Neben diesen kollektiven Prüfungen hat die Bibel auch die Erinnerung an das Schicksal von Einzelpersonen festgehalten, die unter verschiedenen Umständen in Gefangenschaft geraten oder in den Kerker geworfen worden sind. Für einzelne von ihnen bedeutete die Gefangenschaft keine gerechte Strafe (vgl. Mt 5,25; 18,30), sondern eine providentielle Prüfung (vgl. Apk 2,10). Dies war bei Josef der Fall (Gn 39,20ff), den ,,die Weisheit Gottes auch in seinen Fesseln nicht verließ" (Weish 10,14); dies war auch das Los von mehr als einem Propheten (vgl. 1 Kg 22,26ff), wie des Jeremias (Jr 20,2; 32,2f; 37,11-21; 38,6) und Johannes des Täufers (Mt 14,3); endlich auch Jesu, der gefesselt (Jo 18,12; Mt 27,2) und wahrscheinlich auch ins Gefängnis geworfen wurde. In der Kirche erwartet dasselbe Schicksal die Apostel (Apg 5,18; 12,3ff; 16,23f), und der hl. Paulus, der die innere Kraft besaß, freiwillig in die Gefangenschaft zu gehen (Apg 20,22), kann sich buchstäblich als ,,Gefangener Christi" bezeichnen (Eph 3,1; 4,1; vgl. 2 Kor 11,23). Aber ,,das Wort Gottes läßt sich nicht fesseln" (2 Tim 2,9; vgl. Phil 1,12ff), und wunderbare Befreiungen (Apg 5,I9; 12,7-11; 16,26) werden die Unmöglichkeit erweisen, das Evangelium gefangenzusetzen.

Denn Gott selbst trägt für die Gefangenen Sorge. Wenn er von seinen Gläubigen verlangt, ,,die ungerechten Fesseln zu lösen" (Is 58,6), und wenn das Besuchen der Gefangenen zu den Werken der Barmherzigkeit gehört (Mt 25,36. 40; vgl. Hebr 10,34; 13,3), so ist er selbst voller Anteilnahme für ,,seine Gefangenen" (Ps 69,34), selbst für jene, die seine Befehle verachtet und übertreten haben (Ps 107,10-16). Insbesondere aber schenkt er seinem gefangenem Volke eine Verheißung der Befreiung (52,2), die wie ein Vorgeschmack des Evangeliums ist (Is 61,1).

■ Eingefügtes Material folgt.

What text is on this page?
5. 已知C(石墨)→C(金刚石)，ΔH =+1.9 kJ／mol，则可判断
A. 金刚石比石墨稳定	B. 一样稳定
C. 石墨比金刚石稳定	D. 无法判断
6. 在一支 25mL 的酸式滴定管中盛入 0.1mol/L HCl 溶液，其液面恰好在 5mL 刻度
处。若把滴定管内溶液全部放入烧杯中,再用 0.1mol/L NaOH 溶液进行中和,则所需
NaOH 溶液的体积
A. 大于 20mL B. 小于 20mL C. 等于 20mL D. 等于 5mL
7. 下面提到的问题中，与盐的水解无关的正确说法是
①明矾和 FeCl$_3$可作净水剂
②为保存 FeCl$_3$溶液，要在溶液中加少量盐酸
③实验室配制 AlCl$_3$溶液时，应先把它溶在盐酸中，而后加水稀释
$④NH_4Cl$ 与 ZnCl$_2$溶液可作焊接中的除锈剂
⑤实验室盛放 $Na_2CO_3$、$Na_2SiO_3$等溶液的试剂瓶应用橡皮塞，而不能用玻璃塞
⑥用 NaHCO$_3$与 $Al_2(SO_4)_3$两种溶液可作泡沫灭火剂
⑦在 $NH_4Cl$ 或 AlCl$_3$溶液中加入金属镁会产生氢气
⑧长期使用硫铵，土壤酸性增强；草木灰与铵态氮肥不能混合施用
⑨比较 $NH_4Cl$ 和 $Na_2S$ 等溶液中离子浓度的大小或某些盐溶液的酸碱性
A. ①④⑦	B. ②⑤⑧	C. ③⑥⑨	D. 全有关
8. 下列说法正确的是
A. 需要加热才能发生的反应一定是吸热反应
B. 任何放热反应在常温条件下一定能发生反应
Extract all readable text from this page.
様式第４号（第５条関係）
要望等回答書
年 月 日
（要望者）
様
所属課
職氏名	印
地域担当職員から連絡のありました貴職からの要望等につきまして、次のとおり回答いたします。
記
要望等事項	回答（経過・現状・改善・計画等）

II. Die geistige Gefangenschaft des Sünders

In der Tat ist das Volk Gottes mit Hilfe der zeitlichen Gefangenschaft zur Erkenntnis gelangt, daß es noch eine andere Gefangenschaft gibt, für die die erste ein sehr eindrucksvolles Symbol darstellt: die Gefangenschaft der Sünder. Auch auf dieser Ebene greifen Gefangenschaft und Sklaverei ineinander über. Die bestimmte Aussage Jesu: ,,Jeder Mensch, der die Sünde tut, ist ein Sklave" (Jo 8,34), besitzt schon im Alten Testament Anklänge: Gott hat sein treuloses Volk seinen Feinden über lassen (Ri 2,14) und ,,lieferte es der Gewalt seiner Vergehen aus" (Is 64,6: LXX). Nach der Lehre der Weisen stellt die Sünde eine Art Veräußerung dar: ,,Der Böse wird an seinen eigenen Freveln ergriffen und mit den Stricken seiner Sünde festgehalten" (Spr 5,22; vgl. 11,6).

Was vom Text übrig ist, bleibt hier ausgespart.